Öykü yazarı, yönetmen Soner Sert’in üçüncü kitabı “Devletsiz Bir Ulusun Sineması”, Dipnot Yayınları etiketiyle raflarda yerini aldı. Kitapta “vatansızlık”, “sınır” ve “ölüm” temaları üzerinden Kürt sinemasının farklı boyutları irdelenirken, “Kürt sinemasını, Kürt sineması yapan şey nedir?” sorusunun yanıtı aranıyor.
Yazar ve yönetmen Soner Sert’in “Kürt sinemasını, Kürt sineması yapan şey nedir?” sorusuna yanıt aradığı yeni kitabı “Devletsiz Bir Ulusun Sineması” çıktı.
Dipnot Yayınları etiketiyle raflarda yerini alan kitap, devletsiz bir ulusun sineması üzerine estetik bir tartışma başlatırken Kürt kimliği ile Kürt sineması arasındaki bağlantılara da odaklanıyor.
Dört farklı ülkeye bölünmüş topraklar üzerinde yaşayan bir halkın sinemasının özünü oluşturan “vatansızlık”, “sınır” ve “ölüm” temaları üzerinden Kürt sinemasının farklı boyutlarını irdeliyor.
Kitabında Yılmaz Güney’in sinema anlayışının Kürt sinemacıları üzerindeki etkilerini inceleyen Soner Sert, daha sonra Kürt filmlerinin estetiğinin bir ortaklık yaratıp yaratmadığını, Bahman Ghobadi’nin Sarhoş Atlar Zamanı, Anavatanımın Şarkıları, Kaplumbağalar da Uçar ve Yarım Ay, Hiner Saleem’in Votka Limon, Sıfır Kilometre ve Tatlı Biber Diyarım, Şevket Emin Korkî’nin Taşa Yazılmış Hatıralar, Kazım Öz’ün Fotoğraf ve Hüseyin Karabey’in Gitmek filmleri mercek altına alınarak bir bütün halinde değerlendiriyor.

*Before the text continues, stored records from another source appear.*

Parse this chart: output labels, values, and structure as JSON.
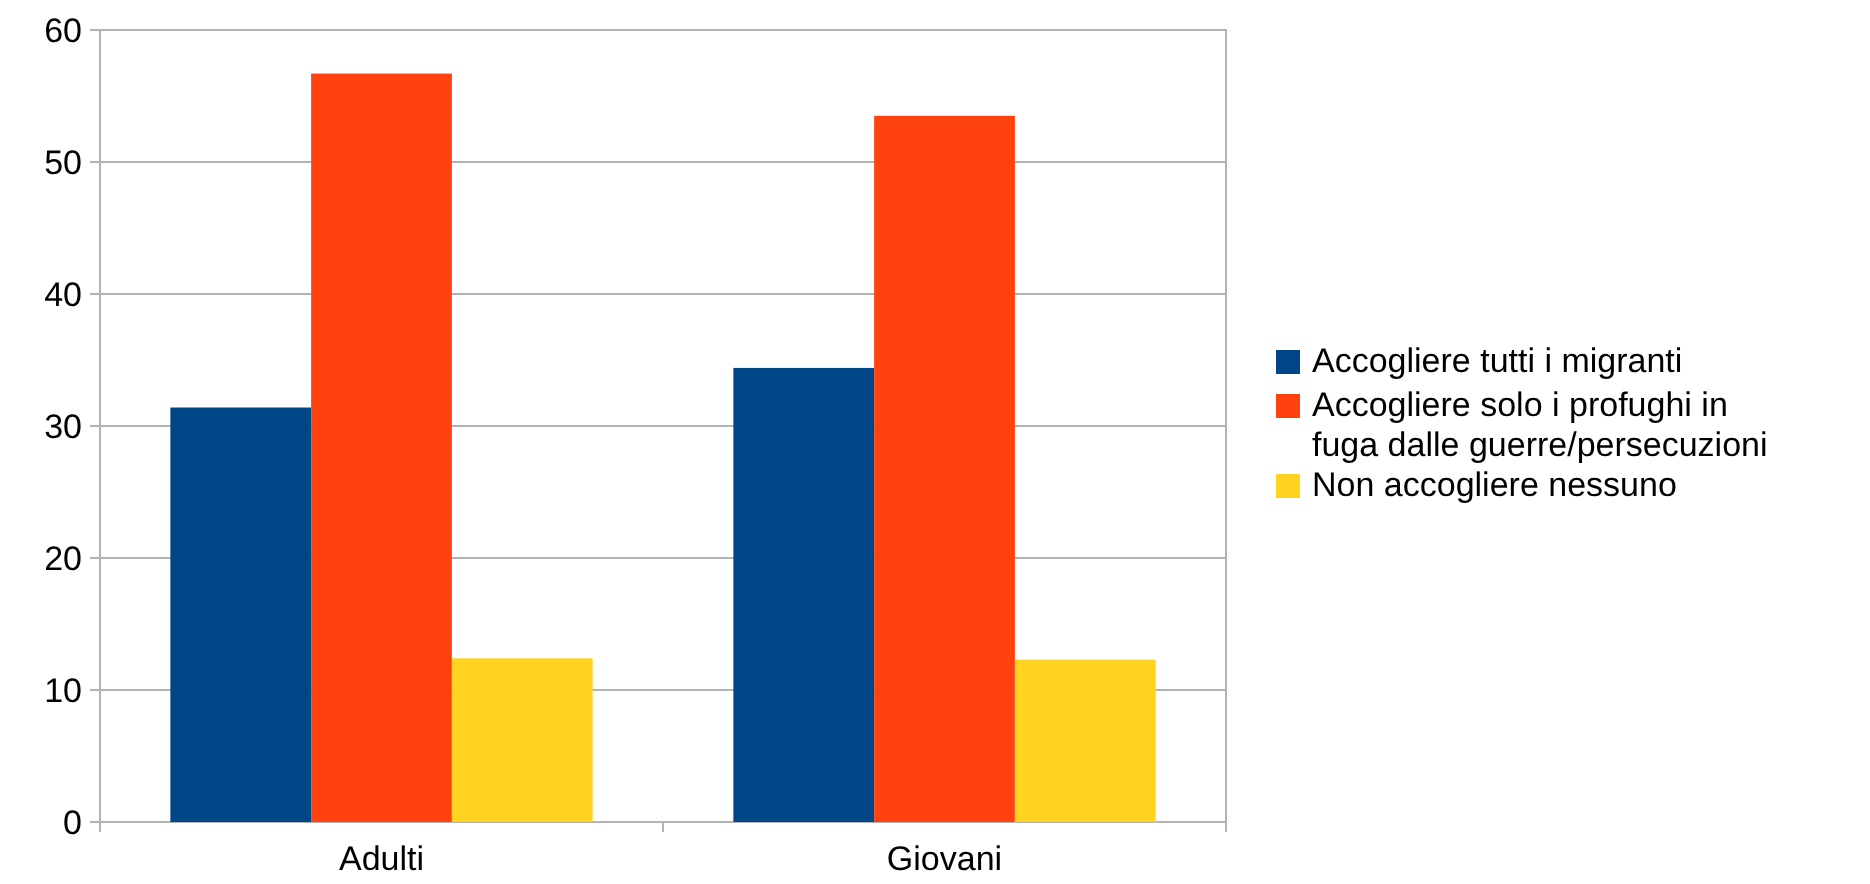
{
  "chart_data": {
    "type": "bar",
    "categories": [
      "Adulti",
      "Giovani"
    ],
    "series": [
      {
        "name": "Accogliere tutti i migranti",
        "color": "#004586",
        "values": [
          31.4,
          34.4
        ]
      },
      {
        "name": "Accogliere solo i profughi in fuga dalle guerre/persecuzioni",
        "color": "#ff420e",
        "values": [
          56.7,
          53.5
        ]
      },
      {
        "name": "Non accogliere nessuno",
        "color": "#ffd320",
        "values": [
          12.4,
          12.3
        ]
      }
    ],
    "ylim": [
      0,
      60
    ],
    "yticks": [
      0,
      10,
      20,
      30,
      40,
      50,
      60
    ],
    "grid": "y",
    "legend": "right"
  }
}
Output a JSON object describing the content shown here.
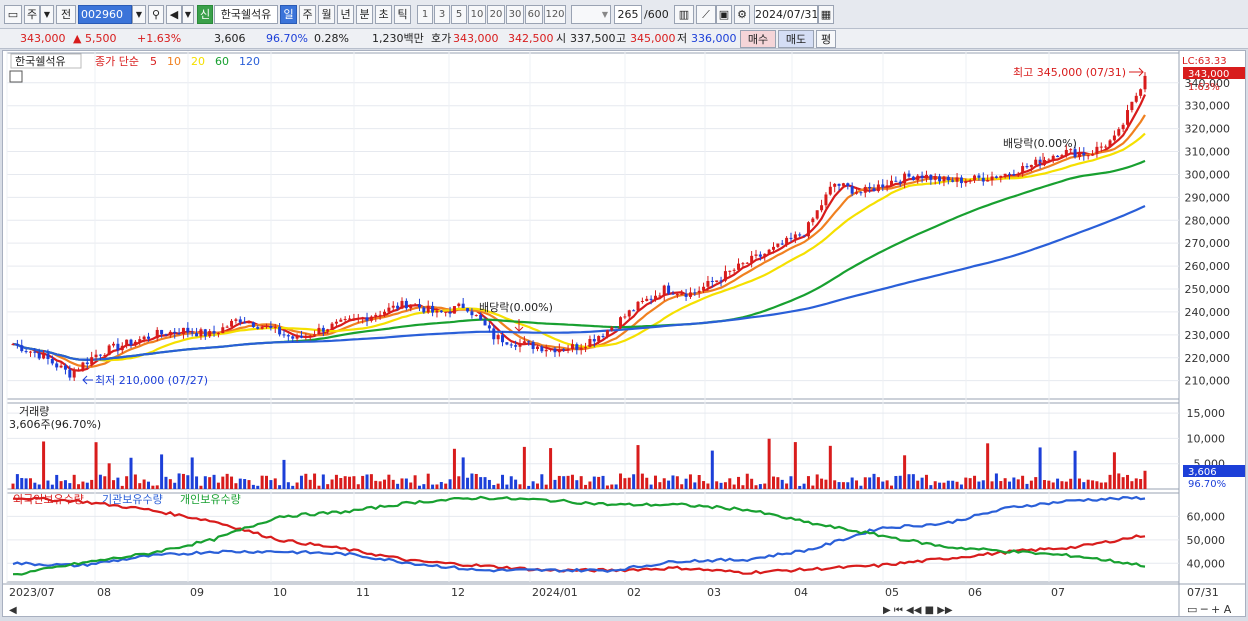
{
  "toolbar": {
    "type_label": "주",
    "prev_label": "전",
    "code": "002960",
    "market_badge": "신",
    "name": "한국쉘석유",
    "periods": [
      "일",
      "주",
      "월",
      "년",
      "분",
      "초",
      "틱"
    ],
    "period_selected": "일",
    "minute_options": [
      "1",
      "3",
      "5",
      "10",
      "20",
      "30",
      "60",
      "120"
    ],
    "count": "265",
    "count_max": "/600",
    "date": "2024/07/31"
  },
  "quote": {
    "price": "343,000",
    "change": "▲ 5,500",
    "change_pct": "+1.63%",
    "volume": "3,606",
    "volume_ratio": "96.70%",
    "turnover": "0.28%",
    "amount": "1,230백만",
    "ask_label": "호가",
    "ask": "343,000",
    "bid": "342,500",
    "open_label": "시",
    "open": "337,500",
    "high_label": "고",
    "high": "345,000",
    "low_label": "저",
    "low": "336,000",
    "buy": "매수",
    "sell": "매도",
    "avg": "평"
  },
  "chart_data": [
    {
      "type": "candlestick",
      "name": "한국쉘석유",
      "legend": {
        "title": "종가 단순",
        "periods": [
          {
            "label": "5",
            "color": "#d81c1c"
          },
          {
            "label": "10",
            "color": "#f08020"
          },
          {
            "label": "20",
            "color": "#f5e000"
          },
          {
            "label": "60",
            "color": "#18a030"
          },
          {
            "label": "120",
            "color": "#2a5fd8"
          }
        ]
      },
      "y_ticks": [
        "210,000",
        "220,000",
        "230,000",
        "240,000",
        "250,000",
        "260,000",
        "270,000",
        "280,000",
        "290,000",
        "300,000",
        "310,000",
        "320,000",
        "330,000",
        "340,000"
      ],
      "ylim": [
        202000,
        353000
      ],
      "x_ticks": [
        "2023/07",
        "08",
        "09",
        "10",
        "11",
        "12",
        "2024/01",
        "02",
        "03",
        "04",
        "05",
        "06",
        "07"
      ],
      "x_last": "07/31",
      "last_price": "343,000",
      "last_change_pct": "1.63%",
      "lc_label": "LC:63.33",
      "annotations": [
        "최고 345,000 (07/31)",
        "최저 210,000 (07/27)",
        "배당락(0.00%)",
        "배당락(0.00%)"
      ],
      "close_points": [
        226000,
        221000,
        213000,
        222000,
        226000,
        230000,
        232000,
        230000,
        237000,
        233000,
        228000,
        233000,
        236000,
        240000,
        244000,
        239000,
        243000,
        229000,
        226000,
        224000,
        225000,
        232000,
        242000,
        250000,
        248000,
        255000,
        262000,
        268000,
        275000,
        296000,
        292000,
        297000,
        300000,
        297000,
        298000,
        300000,
        304000,
        310000,
        309000,
        316000,
        343000
      ]
    },
    {
      "type": "bar",
      "name": "거래량",
      "label": "3,606주(96.70%)",
      "y_ticks": [
        "5,000",
        "10,000",
        "15,000"
      ],
      "ylim": [
        0,
        17000
      ],
      "last": "3,606",
      "last_ratio": "96.70%"
    },
    {
      "type": "line",
      "series": [
        {
          "name": "외국인보유수량",
          "color": "#d81c1c",
          "values": [
            68000,
            66500,
            63000,
            58000,
            50000,
            46000,
            41000,
            39000,
            37000,
            37000,
            38000,
            36000,
            37500,
            39000,
            42000,
            45000,
            47000,
            52000
          ]
        },
        {
          "name": "기관보유수량",
          "color": "#2a5fd8",
          "values": [
            40000,
            39000,
            43000,
            45000,
            45000,
            44000,
            40000,
            37000,
            37000,
            37000,
            41000,
            41500,
            46000,
            55000,
            57000,
            64000,
            67000,
            68000
          ]
        },
        {
          "name": "개인보유수량",
          "color": "#18a030",
          "values": [
            35000,
            40000,
            44000,
            50000,
            60000,
            62000,
            66000,
            68000,
            67000,
            65000,
            65000,
            63000,
            57000,
            52000,
            47000,
            45000,
            43000,
            39000
          ]
        }
      ],
      "y_ticks": [
        "40,000",
        "50,000",
        "60,000"
      ],
      "ylim": [
        32000,
        70000
      ]
    }
  ]
}
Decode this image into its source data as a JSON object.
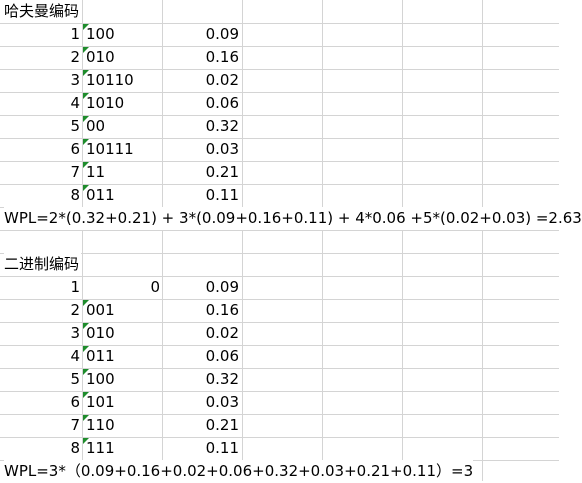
{
  "sections": [
    {
      "title": "哈夫曼编码",
      "rows": [
        {
          "index": "1",
          "code": "100",
          "prob": "0.09"
        },
        {
          "index": "2",
          "code": "010",
          "prob": "0.16"
        },
        {
          "index": "3",
          "code": "10110",
          "prob": "0.02"
        },
        {
          "index": "4",
          "code": "1010",
          "prob": "0.06"
        },
        {
          "index": "5",
          "code": "00",
          "prob": "0.32"
        },
        {
          "index": "6",
          "code": "10111",
          "prob": "0.03"
        },
        {
          "index": "7",
          "code": "11",
          "prob": "0.21"
        },
        {
          "index": "8",
          "code": "011",
          "prob": "0.11"
        }
      ],
      "formula": "WPL=2*(0.32+0.21) + 3*(0.09+0.16+0.11) + 4*0.06 +5*(0.02+0.03) =2.63"
    },
    {
      "title": "二进制编码",
      "rows": [
        {
          "index": "1",
          "code": "0",
          "prob": "0.09",
          "numeric": true
        },
        {
          "index": "2",
          "code": "001",
          "prob": "0.16"
        },
        {
          "index": "3",
          "code": "010",
          "prob": "0.02"
        },
        {
          "index": "4",
          "code": "011",
          "prob": "0.06"
        },
        {
          "index": "5",
          "code": "100",
          "prob": "0.32"
        },
        {
          "index": "6",
          "code": "101",
          "prob": "0.03"
        },
        {
          "index": "7",
          "code": "110",
          "prob": "0.21"
        },
        {
          "index": "8",
          "code": "111",
          "prob": "0.11"
        }
      ],
      "formula": "WPL=3*（0.09+0.16+0.02+0.06+0.32+0.03+0.21+0.11）=3"
    }
  ],
  "colors": {
    "gridline": "#d4d4d4",
    "text_indicator": "#1e8c2c"
  }
}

Soner Sert, bianet’ten Ayşegül Özbek’e verdiği demeçte odağına aldığı filmleri neye göre seçtiğini ise şöyle açıklıyor:
“Devletsiz Bir Ulusun Sineması”nda ayrıca, belgesel ve kurmaca sinemanın iç içe geçtiği biçimsel bir yapıya (docu-drama) sahip olan Kürt filmleri uluslararası arenaya çıkmasıyla birlikte Kürt sinemasının ulaştığı yeni boyutlar gözler önüne seriliyor.